The influence of psychological risk factors is poignantly illustrated in the life history of Gilda Radner. Radner’s maternal aunt and two
cousins died of ovarian cancer, and her mother was successfully treated for breast cancer. Gilda faced a genetic risk, but was she absolutely fated to die of ovarian cancer? There is no reason to think so.

For most women who develop ovarian cancer, heredity does not figure heavily among the risk factors. For a few, it is highly significant. About 8 per cent of women with ovarian cancer carry one of the genetic mutations known to increase risk. In fact, these are the same BRCA genes implicated in breast cancer. Depending on which strand of DNA is involved, those with the mutation in one gene could have a 63 per cent risk of developing cancer by age seventy. Those women whose mutation is in the other gene have a 27 per cent risk of ovarian cancer by age seventy-five.
24
For women without the mutation but who have a first-degree relative—mother, sister or daughter—with ovarian cancer, the risk is about 5 per cent. Here again, we see that genes by themselves do not tell the whole story. Even in these high-risk categories, not everyone is ordained to develop cancer.

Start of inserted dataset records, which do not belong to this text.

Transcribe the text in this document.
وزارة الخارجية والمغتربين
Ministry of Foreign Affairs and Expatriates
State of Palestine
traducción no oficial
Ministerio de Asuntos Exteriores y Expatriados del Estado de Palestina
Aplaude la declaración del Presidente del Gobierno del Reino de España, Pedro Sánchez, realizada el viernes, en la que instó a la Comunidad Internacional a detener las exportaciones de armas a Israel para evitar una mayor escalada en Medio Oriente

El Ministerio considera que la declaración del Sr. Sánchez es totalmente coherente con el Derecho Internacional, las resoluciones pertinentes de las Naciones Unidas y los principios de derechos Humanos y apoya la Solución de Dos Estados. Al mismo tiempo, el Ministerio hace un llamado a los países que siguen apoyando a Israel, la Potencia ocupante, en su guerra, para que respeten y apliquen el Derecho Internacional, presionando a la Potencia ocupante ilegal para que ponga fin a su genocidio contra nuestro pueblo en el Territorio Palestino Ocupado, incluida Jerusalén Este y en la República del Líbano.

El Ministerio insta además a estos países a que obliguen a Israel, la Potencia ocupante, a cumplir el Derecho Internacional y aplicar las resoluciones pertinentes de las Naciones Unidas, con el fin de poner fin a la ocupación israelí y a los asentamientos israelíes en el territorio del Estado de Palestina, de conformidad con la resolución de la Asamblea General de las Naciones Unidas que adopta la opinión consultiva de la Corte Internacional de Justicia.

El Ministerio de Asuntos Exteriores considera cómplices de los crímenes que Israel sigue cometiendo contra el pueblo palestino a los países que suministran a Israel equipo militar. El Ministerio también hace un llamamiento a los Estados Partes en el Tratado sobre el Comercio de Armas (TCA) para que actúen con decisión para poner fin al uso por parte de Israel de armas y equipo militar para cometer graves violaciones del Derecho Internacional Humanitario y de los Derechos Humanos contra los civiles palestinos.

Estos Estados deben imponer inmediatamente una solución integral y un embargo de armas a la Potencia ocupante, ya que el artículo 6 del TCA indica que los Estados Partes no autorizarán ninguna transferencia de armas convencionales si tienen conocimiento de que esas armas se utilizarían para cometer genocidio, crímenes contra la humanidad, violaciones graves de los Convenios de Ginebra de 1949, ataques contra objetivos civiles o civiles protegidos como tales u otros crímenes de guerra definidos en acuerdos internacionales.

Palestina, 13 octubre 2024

Gilda Radner sparkled with manic energy and a zest for experience, but she carried the psychological burdens of a highly stressful and self-negating life. The eating disorder she suffered from likely affected her hormonal balance. She was also infertile, due probably to the type of hypothalamic-pituitary dysfunction discussed earlier in this chapter.

The slim star of
Saturday Night Live
was bulimic. By her own description, she had been an “unhappy, fat and mediocre” child. She characterized her childhood as a “nightmare.” “My brother and I ate ourselves into little balloon children,” she wrote in her memoir. “We looked like no-neck monsters. My parents sent me to summer camp every year and every year I was scapegoated…. In the ‘princess game’ there would be controlling girls and pretty girls. The controlling girls would make the pretty girl the princess, and the controlling girls would be the advisors to the princess. The fat girl would be the servant or something, and that would be me.”
25

Gilda’s relationship with her mother appears to have been intensely negative, and apparently marked by competition for her father’s attention. Gilda maintained that her father had been “the love of my life.” His death of brain cancer, when she was twelve, was an irreparable loss.

All her adult life, Gilda, out of sheer desperation, promiscuously sought male love and acceptance. “To a great extent my life has been
controlled by the men I loved,” she wrote. She attempted to make herself into whatever woman she thought the man in her life preferred.